Plusieurs services de police ont informé l'Autorité que la fouille de personnes s’effectuait sous surveillance par caméras dans un local d’audition prévu à cet effet, afin de se prémunir contre toute plainte ultérieure injustifiée pour traitement dégradant ou inhumain.

Contrairement aux images provenant des cellules, ces images ne seraient pas visibles en temps réel sur un écran, mais elles seraient enregistrées et exclusivement accessibles à un magistrat ou au service de police chargé de l’enquête en cas de plainte.

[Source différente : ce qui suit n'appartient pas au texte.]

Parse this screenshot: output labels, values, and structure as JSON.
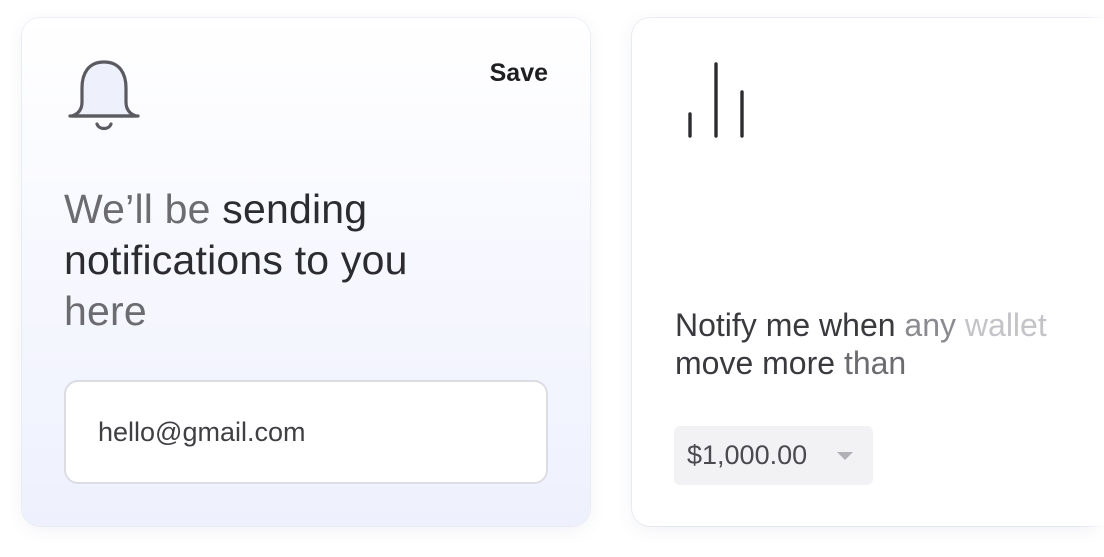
{
  "notification_card": {
    "icon": "bell-icon",
    "save_label": "Save",
    "headline_part1": "We’ll be ",
    "headline_part2": "sending",
    "headline_part3": "notifications to you",
    "headline_part4": "here",
    "email_value": "hello@gmail.com"
  },
  "threshold_card": {
    "icon": "bar-chart-icon",
    "notify_part1": "Notify me when ",
    "notify_part2": "any ",
    "notify_part3": "wallet",
    "notify_line2a": "move more ",
    "notify_line2b": "than",
    "amount_value": "$1,000.00",
    "caret_icon": "chevron-down-icon"
  },
  "colors": {
    "text_dark": "#2c2c30",
    "text_muted": "#6b6b70",
    "card_gradient_end": "#eef1fd",
    "select_bg": "#f2f2f4"
  }
}
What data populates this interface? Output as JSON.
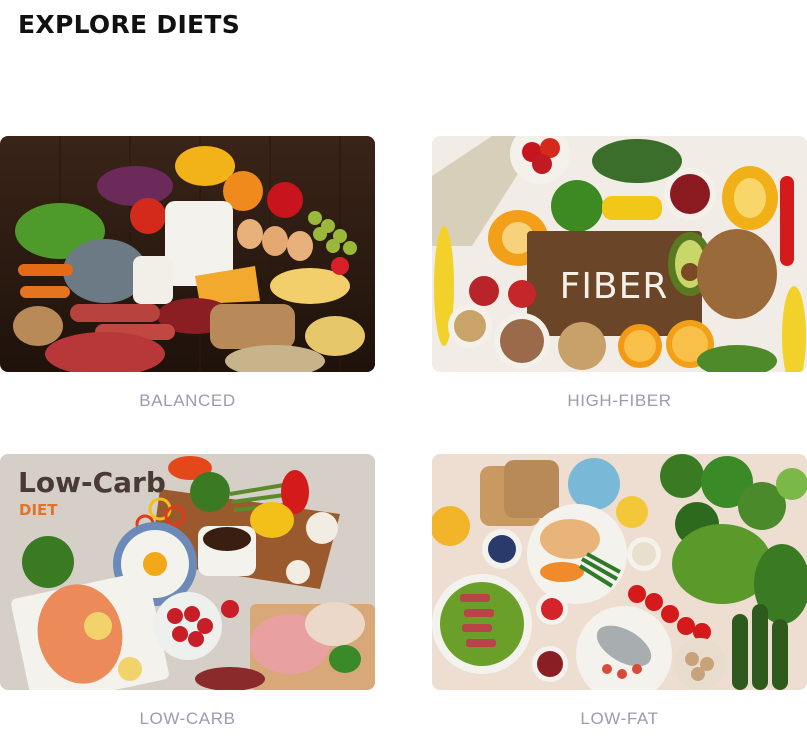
{
  "page": {
    "title": "EXPLORE DIETS"
  },
  "diets": [
    {
      "label": "BALANCED",
      "image": "balanced-food-photo"
    },
    {
      "label": "HIGH-FIBER",
      "image": "high-fiber-food-photo",
      "image_text": "FIBER"
    },
    {
      "label": "LOW-CARB",
      "image": "low-carb-food-photo",
      "image_text": "Low-Carb",
      "image_subtext": "DIET"
    },
    {
      "label": "LOW-FAT",
      "image": "low-fat-food-photo"
    }
  ],
  "colors": {
    "title": "#111111",
    "caption": "#9a9cb0",
    "lowcarb_accent": "#e0732a"
  }
}
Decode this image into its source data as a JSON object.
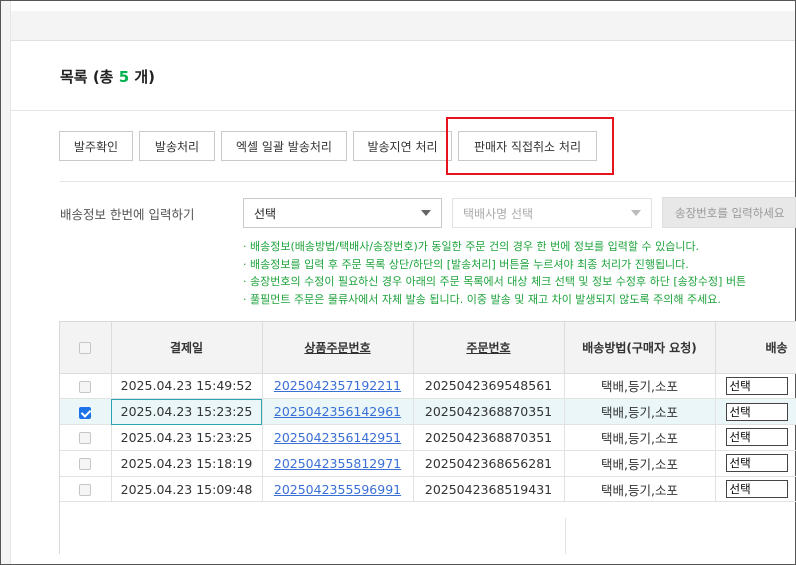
{
  "list": {
    "prefix": "목록 (총 ",
    "count": "5",
    "suffix": " 개)"
  },
  "buttons": [
    "발주확인",
    "발송처리",
    "엑셀 일괄 발송처리",
    "발송지연 처리",
    "판매자 직접취소 처리"
  ],
  "bulk": {
    "label": "배송정보 한번에 입력하기",
    "method_select": "선택",
    "courier_placeholder": "택배사명 선택",
    "invoice_placeholder": "송장번호를 입력하세요"
  },
  "notes": [
    "· 배송정보(배송방법/택배사/송장번호)가 동일한 주문 건의 경우 한 번에 정보를 입력할 수 있습니다.",
    "· 배송정보를 입력 후 주문 목록 상단/하단의 [발송처리] 버튼을 누르셔야 최종 처리가 진행됩니다.",
    "· 송장번호의 수정이 필요하신 경우 아래의 주문 목록에서 대상 체크 선택 및 정보 수정후 하단 [송장수정] 버튼",
    "· 풀필먼트 주문은 물류사에서 자체 발송 됩니다. 이중 발송 및 재고 차이 발생되지 않도록 주의해 주세요."
  ],
  "table": {
    "headers": [
      "결제일",
      "상품주문번호",
      "주문번호",
      "배송방법(구매자 요청)",
      "배송"
    ],
    "rows": [
      {
        "checked": false,
        "date": "2025.04.23 15:49:52",
        "product_order": "2025042357192211",
        "order": "2025042369548561",
        "method": "택배,등기,소포",
        "select": "선택"
      },
      {
        "checked": true,
        "date": "2025.04.23 15:23:25",
        "product_order": "2025042356142961",
        "order": "2025042368870351",
        "method": "택배,등기,소포",
        "select": "선택"
      },
      {
        "checked": false,
        "date": "2025.04.23 15:23:25",
        "product_order": "2025042356142951",
        "order": "2025042368870351",
        "method": "택배,등기,소포",
        "select": "선택"
      },
      {
        "checked": false,
        "date": "2025.04.23 15:18:19",
        "product_order": "2025042355812971",
        "order": "2025042368656281",
        "method": "택배,등기,소포",
        "select": "선택"
      },
      {
        "checked": false,
        "date": "2025.04.23 15:09:48",
        "product_order": "2025042355596991",
        "order": "2025042368519431",
        "method": "택배,등기,소포",
        "select": "선택"
      }
    ]
  },
  "colors": {
    "accent_green": "#00b24f",
    "note_green": "#1ea33c",
    "link_blue": "#3a6fd6",
    "highlight_red": "#e8141b",
    "checkbox_blue": "#1a73e8"
  }
}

La fouille peut constituer une mesure portant fortement atteinte à la vie privée de la personne concernée (notamment lorsque la personne ne porte plus que des sous-vêtements). Étant donné que l’arrêté royal du 14 septembre 2007 relatif aux normes minimales, à l'implantation et à l'usage des lieux de détention utilisés par les services de police exclut les “espaces de fouille” du champ d’application de la surveillance par caméras de lieux de détention, la l'Autorité estime que dans l’état actuel de la législation, l’installation et l’utilisation d’une caméra dans de tels lieux est contraire aux règles en vigueur. Il vaudrait dès lors mieux adopter pour cela une base règlementaire adéquate.